Kraig Clark '91  (Business Administration)

The business of technology

Kraig Clark
Kraig Clark sees a future where catching the wind in just the right way can help both long-haul truckers and small business owners reduce their fuel costs with simple, clean-energy products.

In fact, that future is now, says Clark.

“We develop clean energy technologies that help companies save money,” Clark says of his company, JLM Energy, Inc. “We’re also in the process of purchasing a couple of companies that will expand our product offerings and give our customers additional opportunity to save money.”

JLM produces a product called TurboStak that attaches to the tip of an exposed semi-truck exhaust stack. By stabilizing the wind pattern at the top of the stack known by scientists as the von karman vortex, the device can reduce fuel consumption by 3 percent annually. For a typical long-haul driver paying $3.50 per gallon for diesel fuel, the device will pay for itself within three to six months, Clark says.

The company also produces small, engineered micro-wind turbines for commercial buildings that are 20 to 30 percent more efficient than others on the market.

“They are attractive turbines that easily incorporate into the design and look of buildings. These wind turbines are more environmentally friendly in that they are not in the normal flight pattern of bird life,” Clark says.

It’s not the first time Clark has introduced technology to provide a business solution. He has a noteworthy resume that includes building and selling one million-dollar company, launching another and creating a community hub in the town of Ione.

Clark teamed up with fellow Sac State alumnus Steve Schroeder to create CoreLogic, a data analytics firm for the mortgage banking industry. The dynamic duo built the company into a financial powerhouse, selling CoreLogic to First American in 2007 for a reported $100 million in cash and stock.

“This was a great move for both companies,” Clark says. It was the largest in a series of analytic company acquisitions and minority investments completed by First American, and allowed the firm to split off title insurance and settlement services from information services, analytics, and legal and marketing services,” he says.

“When they spun off the company as a new public company, they kept CoreLogic as the name of the information services company, which was a great compliment to the business we built in Sacramento.
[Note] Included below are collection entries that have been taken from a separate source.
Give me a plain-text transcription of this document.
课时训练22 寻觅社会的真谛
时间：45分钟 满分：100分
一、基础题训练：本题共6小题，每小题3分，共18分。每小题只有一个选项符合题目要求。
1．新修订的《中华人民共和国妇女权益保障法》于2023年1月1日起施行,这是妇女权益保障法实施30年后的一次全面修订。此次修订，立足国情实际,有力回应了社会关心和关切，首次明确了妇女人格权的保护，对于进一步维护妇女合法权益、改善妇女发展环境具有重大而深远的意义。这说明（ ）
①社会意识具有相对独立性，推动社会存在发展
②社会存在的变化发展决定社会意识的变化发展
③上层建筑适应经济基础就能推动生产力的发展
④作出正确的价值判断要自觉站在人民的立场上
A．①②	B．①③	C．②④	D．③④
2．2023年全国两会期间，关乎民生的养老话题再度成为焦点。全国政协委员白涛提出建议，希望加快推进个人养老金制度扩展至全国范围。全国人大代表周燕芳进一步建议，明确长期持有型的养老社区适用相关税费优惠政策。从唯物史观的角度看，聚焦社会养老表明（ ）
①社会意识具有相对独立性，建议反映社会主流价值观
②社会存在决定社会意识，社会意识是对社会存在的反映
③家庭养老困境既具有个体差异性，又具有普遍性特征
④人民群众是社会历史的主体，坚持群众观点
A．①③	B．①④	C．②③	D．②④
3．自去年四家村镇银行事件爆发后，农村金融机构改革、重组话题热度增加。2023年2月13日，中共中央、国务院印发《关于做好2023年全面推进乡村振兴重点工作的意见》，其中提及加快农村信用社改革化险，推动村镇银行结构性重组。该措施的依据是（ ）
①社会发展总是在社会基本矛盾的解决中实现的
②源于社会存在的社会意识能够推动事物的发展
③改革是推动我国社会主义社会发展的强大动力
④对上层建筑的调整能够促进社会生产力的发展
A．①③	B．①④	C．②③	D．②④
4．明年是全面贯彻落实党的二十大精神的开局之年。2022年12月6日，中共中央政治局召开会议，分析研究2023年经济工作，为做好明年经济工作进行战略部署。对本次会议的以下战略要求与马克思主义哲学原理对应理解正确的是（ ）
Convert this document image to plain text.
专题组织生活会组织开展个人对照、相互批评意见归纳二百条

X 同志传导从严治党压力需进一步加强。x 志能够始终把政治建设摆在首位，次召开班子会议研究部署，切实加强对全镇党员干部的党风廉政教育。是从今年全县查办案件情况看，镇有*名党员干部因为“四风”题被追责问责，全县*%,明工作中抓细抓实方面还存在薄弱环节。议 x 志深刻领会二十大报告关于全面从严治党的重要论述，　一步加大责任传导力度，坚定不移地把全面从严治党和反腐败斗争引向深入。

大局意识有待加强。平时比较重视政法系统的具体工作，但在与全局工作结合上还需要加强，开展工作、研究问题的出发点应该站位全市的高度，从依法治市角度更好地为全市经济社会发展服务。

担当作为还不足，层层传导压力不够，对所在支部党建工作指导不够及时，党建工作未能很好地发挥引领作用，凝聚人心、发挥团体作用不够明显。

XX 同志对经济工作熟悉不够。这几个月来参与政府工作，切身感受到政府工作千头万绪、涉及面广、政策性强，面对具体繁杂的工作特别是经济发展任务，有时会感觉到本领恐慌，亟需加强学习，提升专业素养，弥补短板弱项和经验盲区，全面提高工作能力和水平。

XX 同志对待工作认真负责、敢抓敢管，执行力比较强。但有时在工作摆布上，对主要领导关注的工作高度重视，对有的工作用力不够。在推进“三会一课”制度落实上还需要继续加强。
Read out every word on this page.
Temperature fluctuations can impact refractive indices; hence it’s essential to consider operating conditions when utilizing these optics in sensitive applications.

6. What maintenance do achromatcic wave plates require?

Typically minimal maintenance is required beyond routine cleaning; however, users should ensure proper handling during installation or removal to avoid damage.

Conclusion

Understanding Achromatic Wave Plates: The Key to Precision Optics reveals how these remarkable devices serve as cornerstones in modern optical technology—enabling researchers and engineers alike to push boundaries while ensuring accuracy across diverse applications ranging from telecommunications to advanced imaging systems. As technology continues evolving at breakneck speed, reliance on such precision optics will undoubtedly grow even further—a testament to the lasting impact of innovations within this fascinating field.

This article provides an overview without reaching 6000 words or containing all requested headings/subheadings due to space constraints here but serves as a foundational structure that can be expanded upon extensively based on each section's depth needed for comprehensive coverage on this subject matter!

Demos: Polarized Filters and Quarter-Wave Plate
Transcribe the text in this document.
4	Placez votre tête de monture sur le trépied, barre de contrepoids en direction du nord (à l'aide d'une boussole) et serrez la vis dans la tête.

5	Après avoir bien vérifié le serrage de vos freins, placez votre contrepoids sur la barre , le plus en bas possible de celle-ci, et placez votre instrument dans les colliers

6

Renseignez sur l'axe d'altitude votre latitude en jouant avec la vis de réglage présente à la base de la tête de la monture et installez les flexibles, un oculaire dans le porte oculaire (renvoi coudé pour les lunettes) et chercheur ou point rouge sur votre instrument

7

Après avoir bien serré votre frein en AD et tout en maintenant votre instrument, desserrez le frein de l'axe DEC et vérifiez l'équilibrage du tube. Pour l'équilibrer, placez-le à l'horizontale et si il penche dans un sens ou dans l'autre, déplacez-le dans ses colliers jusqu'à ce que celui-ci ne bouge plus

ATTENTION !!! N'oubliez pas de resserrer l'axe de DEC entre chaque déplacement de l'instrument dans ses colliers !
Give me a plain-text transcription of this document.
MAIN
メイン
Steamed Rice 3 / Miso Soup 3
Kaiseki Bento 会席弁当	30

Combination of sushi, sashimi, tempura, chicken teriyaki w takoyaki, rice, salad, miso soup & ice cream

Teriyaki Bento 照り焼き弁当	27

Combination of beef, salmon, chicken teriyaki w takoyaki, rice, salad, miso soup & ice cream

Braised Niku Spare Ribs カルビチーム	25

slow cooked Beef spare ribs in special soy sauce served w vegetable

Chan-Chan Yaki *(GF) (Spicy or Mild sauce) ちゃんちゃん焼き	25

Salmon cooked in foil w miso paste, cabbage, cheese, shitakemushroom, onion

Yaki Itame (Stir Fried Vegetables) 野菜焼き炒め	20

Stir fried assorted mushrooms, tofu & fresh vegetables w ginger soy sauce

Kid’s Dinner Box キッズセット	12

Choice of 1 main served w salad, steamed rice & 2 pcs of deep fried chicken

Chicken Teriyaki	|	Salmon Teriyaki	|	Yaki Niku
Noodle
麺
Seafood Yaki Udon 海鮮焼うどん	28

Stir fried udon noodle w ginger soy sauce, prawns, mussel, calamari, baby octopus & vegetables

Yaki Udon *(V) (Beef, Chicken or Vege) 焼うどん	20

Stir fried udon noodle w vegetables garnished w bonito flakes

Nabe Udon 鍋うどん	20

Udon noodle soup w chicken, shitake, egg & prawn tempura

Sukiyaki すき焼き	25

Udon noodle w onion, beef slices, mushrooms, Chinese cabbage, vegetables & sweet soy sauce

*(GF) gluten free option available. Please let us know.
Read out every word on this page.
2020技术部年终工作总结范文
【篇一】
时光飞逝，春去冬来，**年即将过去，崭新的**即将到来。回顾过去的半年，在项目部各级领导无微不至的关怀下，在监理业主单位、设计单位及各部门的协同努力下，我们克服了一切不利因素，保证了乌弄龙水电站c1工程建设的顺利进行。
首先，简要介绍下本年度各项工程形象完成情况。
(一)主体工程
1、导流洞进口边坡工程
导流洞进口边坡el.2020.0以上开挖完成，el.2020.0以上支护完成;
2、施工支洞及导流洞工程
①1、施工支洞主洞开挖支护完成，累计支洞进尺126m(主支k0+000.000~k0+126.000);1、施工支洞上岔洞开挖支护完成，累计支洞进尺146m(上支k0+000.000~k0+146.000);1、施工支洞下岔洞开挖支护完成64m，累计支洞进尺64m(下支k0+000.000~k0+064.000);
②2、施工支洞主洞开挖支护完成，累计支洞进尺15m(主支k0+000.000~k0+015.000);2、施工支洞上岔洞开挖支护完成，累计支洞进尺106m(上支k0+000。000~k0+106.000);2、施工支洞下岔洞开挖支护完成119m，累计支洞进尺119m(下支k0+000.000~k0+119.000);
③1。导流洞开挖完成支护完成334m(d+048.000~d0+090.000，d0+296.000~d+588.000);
This spinoff immediately created a $2 billion company,” Clark says.

While CoreLogic was high-tech, Clark’s Corner in the small California town of Ione is a high-touch venture for Clark, who grew up in Amador County and wanted to give back with a café, restaurant and meeting place to offer conversation, classes and community. On any given day, you’ll find business people, artists and ranchers enjoying food—and each other, Clark says.

In 2009, Clark started Auqeo! to provide entrepreneurs with strategic management and sales consultation, and under the right circumstances, access to capital to grow and expand. What he learned at Sac State, and CoreLogic, comes into play with each client, he says.

“These companies have finished their products and may just be starting to produce revenue. We’re interested in helping build those companies using some of the techniques that were successful in building CoreLogic,” Clark says. “We’ve recently expanded into helping more-established companies reach their goals.”

Clark credits Sac State for teaching him skills—strategic and critical thinking, focus, follow-through and business application—that led to his success with CoreLogic and his other ventures. For current students and fellow alumni interested in merging business and technology, he urges them to harness the power of repetition and consistent improvement.

“Don’t be afraid to be iterative in your approach,” he says. “You’re not going to create a 777 when you are trying to build your first airplane. Sometimes fulfilling the pain points of your customers or potential customers is the first step in getting validation of what you are trying to create.

“Constantly learn and listen,” Clark adds. “Your fountain of knowledge can come from unlikely sources.”